Tom Metcalfe and Chloe Meineck start mapping manufacturing in the south west.
Tom and Chloe are going to be spending the summer mapping manufacturers and makers, aiming to launch in the autumn. We're really looking forward to seeing their first listings go up on the site, but in the meantime, we've interviewed Tom to introduce you to Make Works Bristol & Bath.
I think everywhere could do with a Make Works! I’ve been a big fan of Make Works for a while, and wherever I’ve worked I wish I could have had access to a local Make Works...
We’re calling it Make Works Bristol and Bath but we will cover Bristol, North Somerset, South Gloucestershire, East Somerset and Bath. This area is renowned for it’s strength in creativity, digital, engineering and craftsmanship. With that comes an incredible mix of people and companies.
Currently, we just don’t have a really good way of discovering fabricators and manufacturers and connecting them with the creative industries.
There are a number of reasons why we wanted to start a Make Works here.
We have worked with some brilliant fabricators, engineers and manufacturers, and some of the best ones are poorly represented online – maybe you’ll find them on Yell – and their workshop is tucked away at the back of an industrial estate, but they do what they do, incredibly well. We often forget how great some of our local British manufacturing still is as it’s often mixed up in the rhetoric around the decline in big British manufacturing.
We also hear from designers and artists who often ask us where they can find a company that could make their designs for them. This often serves as much as a recommendation for the company and the quality of their work, as a suggestion that the company could be interested in working on their project.
What I like about Make Works is that it already does a great job of mediating some of the conversations that need to happen at the beginning of a working relationship (things like minimum orders, starting cost, which file format the company wants). This transparency is great for both the creatives and the manufacturers.
Also, by being represented on Make Works, it already says much about the company, as they’re already engaged with the philosophy and format and are therefore willing to work with the creative industries.
It’ll be brilliant and eclectic. We could include the manufacture of hot-air balloons, cutting-edge composites, electronics, card-board boxes, ceramics, textiles etc. There are some really brilliant and diverse companies in the region.
I’m looking forward to seeing more collaboration between creatives and local manufacturers. Make Works Bristol and Bath is there to support both communities and make it easier to start working together.
Also, I just want to spend even more time in workshops and factories – I love the processes, the industry, the people…
I run a design studio that focuses on designing and building physical and digital products with a focus on experience and interaction. My work ranges from designing concept stores for a knitwear startup, to a mind-controlled beer pouring robot hand-cart, to a family of connected-products that bring pets, kids and technology together.

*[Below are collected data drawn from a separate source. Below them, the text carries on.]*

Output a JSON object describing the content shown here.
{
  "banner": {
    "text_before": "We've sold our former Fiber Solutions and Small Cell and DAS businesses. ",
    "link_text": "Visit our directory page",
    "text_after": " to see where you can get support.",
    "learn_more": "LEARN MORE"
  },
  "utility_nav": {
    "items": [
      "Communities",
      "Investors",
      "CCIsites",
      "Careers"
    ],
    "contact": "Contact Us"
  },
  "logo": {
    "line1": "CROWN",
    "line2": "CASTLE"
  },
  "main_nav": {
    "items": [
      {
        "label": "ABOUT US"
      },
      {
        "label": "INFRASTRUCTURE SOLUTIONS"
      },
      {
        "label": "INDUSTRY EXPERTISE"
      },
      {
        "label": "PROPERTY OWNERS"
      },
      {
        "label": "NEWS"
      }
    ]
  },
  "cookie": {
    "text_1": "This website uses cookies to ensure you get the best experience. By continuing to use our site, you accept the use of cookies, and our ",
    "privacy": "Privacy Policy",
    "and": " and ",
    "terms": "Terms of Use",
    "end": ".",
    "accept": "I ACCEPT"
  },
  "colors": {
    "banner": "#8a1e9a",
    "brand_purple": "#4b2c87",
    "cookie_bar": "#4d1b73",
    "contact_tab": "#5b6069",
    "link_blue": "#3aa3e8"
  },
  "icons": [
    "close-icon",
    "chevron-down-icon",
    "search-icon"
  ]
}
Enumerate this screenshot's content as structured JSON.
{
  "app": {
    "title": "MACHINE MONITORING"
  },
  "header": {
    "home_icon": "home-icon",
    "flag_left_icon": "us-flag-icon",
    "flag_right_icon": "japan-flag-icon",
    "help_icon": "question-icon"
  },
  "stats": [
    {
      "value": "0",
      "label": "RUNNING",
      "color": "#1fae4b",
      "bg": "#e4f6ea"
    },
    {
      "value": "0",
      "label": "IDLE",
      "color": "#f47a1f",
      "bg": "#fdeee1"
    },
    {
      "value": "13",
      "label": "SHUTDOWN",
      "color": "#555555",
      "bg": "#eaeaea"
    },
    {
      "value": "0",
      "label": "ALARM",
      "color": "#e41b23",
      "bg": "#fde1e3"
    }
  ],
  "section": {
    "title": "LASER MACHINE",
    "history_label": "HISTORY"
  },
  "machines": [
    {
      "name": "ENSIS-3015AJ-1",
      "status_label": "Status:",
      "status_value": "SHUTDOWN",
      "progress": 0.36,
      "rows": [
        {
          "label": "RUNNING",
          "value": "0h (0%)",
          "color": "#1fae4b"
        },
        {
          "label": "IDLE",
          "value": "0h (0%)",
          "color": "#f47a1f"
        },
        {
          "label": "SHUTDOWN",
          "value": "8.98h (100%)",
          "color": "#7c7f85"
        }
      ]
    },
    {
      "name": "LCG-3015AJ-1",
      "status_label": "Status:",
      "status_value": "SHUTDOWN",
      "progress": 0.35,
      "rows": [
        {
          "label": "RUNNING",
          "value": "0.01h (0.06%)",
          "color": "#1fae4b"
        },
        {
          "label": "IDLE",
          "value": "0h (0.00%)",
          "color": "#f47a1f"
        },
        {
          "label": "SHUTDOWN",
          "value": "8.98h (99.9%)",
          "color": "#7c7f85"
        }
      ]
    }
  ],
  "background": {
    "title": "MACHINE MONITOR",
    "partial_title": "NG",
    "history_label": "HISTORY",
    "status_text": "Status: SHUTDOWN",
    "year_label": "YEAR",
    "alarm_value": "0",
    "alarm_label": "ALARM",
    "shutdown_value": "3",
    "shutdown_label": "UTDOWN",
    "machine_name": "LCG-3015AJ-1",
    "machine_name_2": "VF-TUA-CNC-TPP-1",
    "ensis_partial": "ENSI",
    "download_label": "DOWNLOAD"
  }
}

My work has been commissioned by the likes of Selfridges, Victoria and Albert Museum, Christie’s, and I also deliver keynotes and workshops around the world on experience design and technology; recently that has included SXSW, Interaction16 and O’Reilly’s Solid Conference. And I do some Postgraduate teaching too at Hyper Island. Previously, I was Senior Creative at Random International, Designer at the Product Research Studio in Dundee and the Producer of REACT Objects Sandbox based at Watershed, Bristol.
Also, I’m delighted to be working with Chloe Meineck on Make Works Bristol and Bath!
She is also a designer and is the founder of STUDIO MEINECK, an award winning social design studio that specialises in designing with people rather than for people. She uses co-design, craft and interactive technologies to explore issues around empathy, emotionally durable design and identity.
She has been on many national and international residencies to develop her first product Music Memory Box designed with people with dementia, including The Crafts Council’s and Watershed’s Craft and Technology Residency, Designer in Residence at the Design Museum and was artist in residence in Japan at KIITO – Design and Creative Center Kobe – supported by the British Council. Her work has been featured in the Guardian, Blueprint, The New York Times and Wired online.
The future of local manufacturing is a fundamental part of the future of manufacturing more generally.
Large-scale manufacturing will remain in some value chains, but there will be an increase in small-scale, local, on-demand manufacturing. We will see distributed small-scale local manufacture due to pressures like changing consumer desires towards customisable and personalised products; agile manufacturing which brings new opportunities to small scale production, combining new and traditional processes; a support for local and national economies; and a desire to reduce our environmental impact. Fabrication of one offs and small-runs will remain a core part of local-manufacturing as they are today.
I hope through Make Works we can broker many more relationships between local-manufacturing and the creative industries and see both flourish even more.